To many Dallasites, the riverfront has seemed a hopeless snarl, a barrier between the city and the river – complicated, of course, by a possible tollway inside the floodplain and all the questions about the Army Corps of Engineers and the levees. The surprise Wednesday was seeing designer after designer explain how other cities have turned similar, depressingly complicated wastelands into handsome, livable, usable spaces. The basic issue is reversing the flood-control projects in the ’20s through ’40s that essentially separated downtown from the Trinity River and isolated the river between massive levees. Put more simply, the issue is how to blend urban living with nature. Chris Reed of Stoss + SHoP said in his remarks, “Landscape is really important — the idea that you can start with nature in the city, that you can really have it as the kernel for good city making.”
But in North Texas, nature includes floods and brutal heat. Ricardo Bofill of RBTA extolled the simple benefits of shade trees to soften and blend nature and citylife: “It’s all about planting. If I had a million dollars, first thing I would do is spend it in trees. I would really just look for the right species and plant it downtown. And that would create shadows, that would create a place where you could live in a comfortable and beautiful way.”
The proposals moved between the global-gigantic and the intimate and ‘granular.’ Bofill’s urban design projects, often in Barcelona, Italy and France, have a sweeping, European poetry to them that varies between the truly elegant and the kitschy.
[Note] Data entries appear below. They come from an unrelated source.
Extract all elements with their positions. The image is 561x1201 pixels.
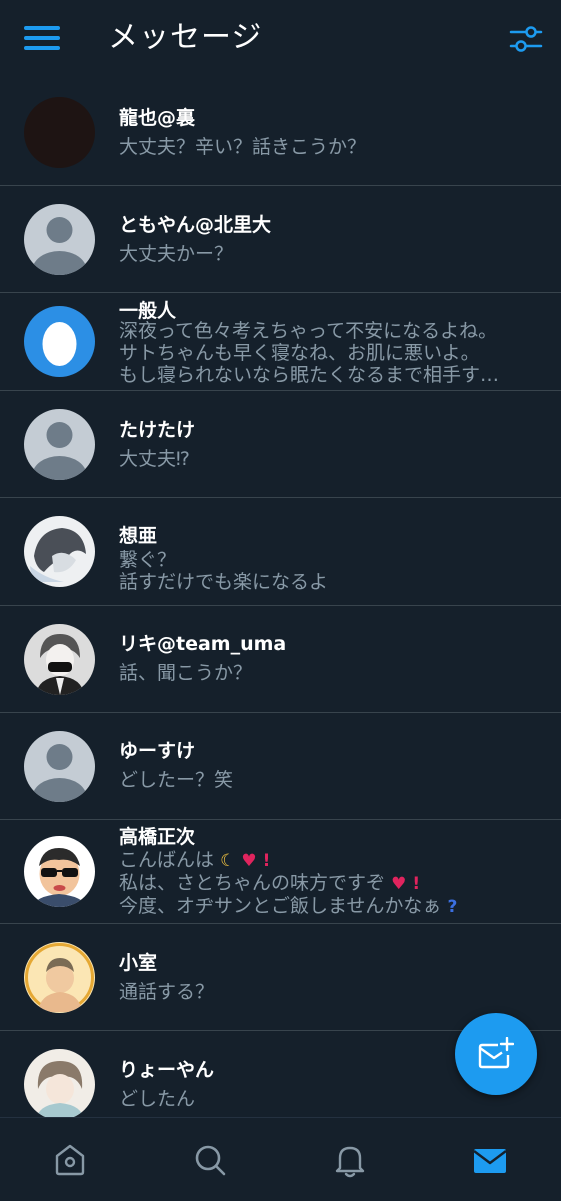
conversation-preview: 深夜って色々考えちゃって不安になるよね。 サトちゃんも早く寝なね、お肌に悪いよ。… bbox=[119, 320, 500, 386]
conversation-row[interactable]: 想亜 繋ぐ？ 話すだけでも楽になるよ bbox=[0, 498, 561, 606]
default-avatar-icon bbox=[24, 409, 95, 480]
conversation-preview: 大丈夫⁉ bbox=[119, 448, 190, 470]
avatar bbox=[24, 97, 95, 168]
conversation-preview: 通話する？ bbox=[119, 981, 215, 1003]
exclamation-emoji: ! bbox=[262, 851, 271, 871]
conversation-row[interactable]: ともやん@北里大 大丈夫かー？ bbox=[0, 186, 561, 293]
default-avatar-icon bbox=[24, 731, 95, 802]
top-app-bar: メッセージ bbox=[0, 0, 561, 78]
conversation-row[interactable]: たけたけ 大丈夫⁉ bbox=[0, 391, 561, 498]
conversation-name: ともやん@北里大 bbox=[119, 214, 272, 236]
conversation-row[interactable]: リキ@team_uma 話、聞こうか？ bbox=[0, 606, 561, 713]
question-emoji: ? bbox=[447, 897, 458, 917]
avatar bbox=[24, 516, 95, 587]
conversation-name: たけたけ bbox=[119, 419, 196, 441]
conversation-name: リキ@team_uma bbox=[119, 633, 287, 655]
conversation-preview: 大丈夫？辛い？話きこうか？ bbox=[119, 136, 367, 158]
conversation-row[interactable]: 小室 通話する？ bbox=[0, 924, 561, 1031]
conversation-preview: こんばんは ☾ ♥ ! 私は、さとちゃんの味方ですぞ ♥ ! 今度、オヂサンとご… bbox=[119, 849, 458, 917]
conversation-name: ゆーすけ bbox=[119, 740, 196, 762]
conversation-name: 想亜 bbox=[119, 525, 158, 547]
new-message-button[interactable] bbox=[455, 1013, 537, 1095]
bottom-nav bbox=[0, 1117, 561, 1201]
home-icon[interactable] bbox=[50, 1140, 90, 1180]
conversation-name: 高橋正次 bbox=[119, 826, 196, 848]
conversation-row[interactable]: 龍也@裏 大丈夫？辛い？話きこうか？ bbox=[0, 78, 561, 186]
default-avatar-icon bbox=[24, 204, 95, 275]
conversation-preview: どしたん bbox=[119, 1088, 196, 1110]
avatar bbox=[24, 942, 95, 1013]
conversation-row[interactable]: 高橋正次 こんばんは ☾ ♥ ! 私は、さとちゃんの味方ですぞ ♥ ! 今度、オ… bbox=[0, 820, 561, 924]
heart-emoji: ♥ bbox=[241, 851, 257, 871]
conversation-preview: どしたー？笑 bbox=[119, 769, 234, 791]
page-title: メッセージ bbox=[108, 20, 263, 55]
conversation-name: りょーやん bbox=[119, 1059, 215, 1081]
new-message-icon bbox=[478, 1037, 514, 1069]
avatar bbox=[24, 1049, 95, 1120]
conversation-preview: 大丈夫かー？ bbox=[119, 243, 234, 265]
conversation-preview: 繋ぐ？ 話すだけでも楽になるよ bbox=[119, 549, 329, 593]
conversation-row[interactable]: ゆーすけ どしたー？笑 bbox=[0, 713, 561, 820]
conversation-name: 龍也@裏 bbox=[119, 107, 196, 129]
bell-icon[interactable] bbox=[330, 1140, 370, 1180]
settings-sliders-icon[interactable] bbox=[509, 22, 543, 56]
conversation-row[interactable]: 一般人 深夜って色々考えちゃって不安になるよね。 サトちゃんも早く寝なね、お肌に… bbox=[0, 293, 561, 391]
conversation-name: 小室 bbox=[119, 952, 158, 974]
hamburger-menu-icon[interactable] bbox=[24, 26, 60, 50]
conversation-list: 龍也@裏 大丈夫？辛い？話きこうか？ ともやん@北里大 大丈夫かー？ 一般人 深… bbox=[0, 78, 561, 1122]
egg-avatar-icon bbox=[24, 306, 95, 377]
conversation-preview: 話、聞こうか？ bbox=[119, 662, 253, 684]
avatar bbox=[24, 624, 95, 695]
moon-emoji: ☾ bbox=[220, 851, 236, 871]
mail-icon[interactable] bbox=[470, 1140, 510, 1180]
search-icon[interactable] bbox=[190, 1140, 230, 1180]
exclamation-emoji: ! bbox=[412, 874, 421, 894]
avatar bbox=[24, 836, 95, 907]
heart-emoji: ♥ bbox=[391, 874, 407, 894]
Stoss has worked in American cities such as Milwaukee and New York on thorny, ugly waterfronts, wrestling them into esplanades, urban parks and ‘festival centers’ where water and cites intermingle. For this project, the typically big-picture, techno-forward OMA is working with Mia Lehrer + Associates, a firm whose largest project is the revitalization of the 51-mile long Los Angeles River corridor, turning a concrete gulley into a scenic, recreational “linear park,” planted with indigenous species.
All three proposals will be on display beginning in October, and each firm will give a talk at the Dallas Museum of Art in the coming months. The deadline for the public, open competition is Oct. 3.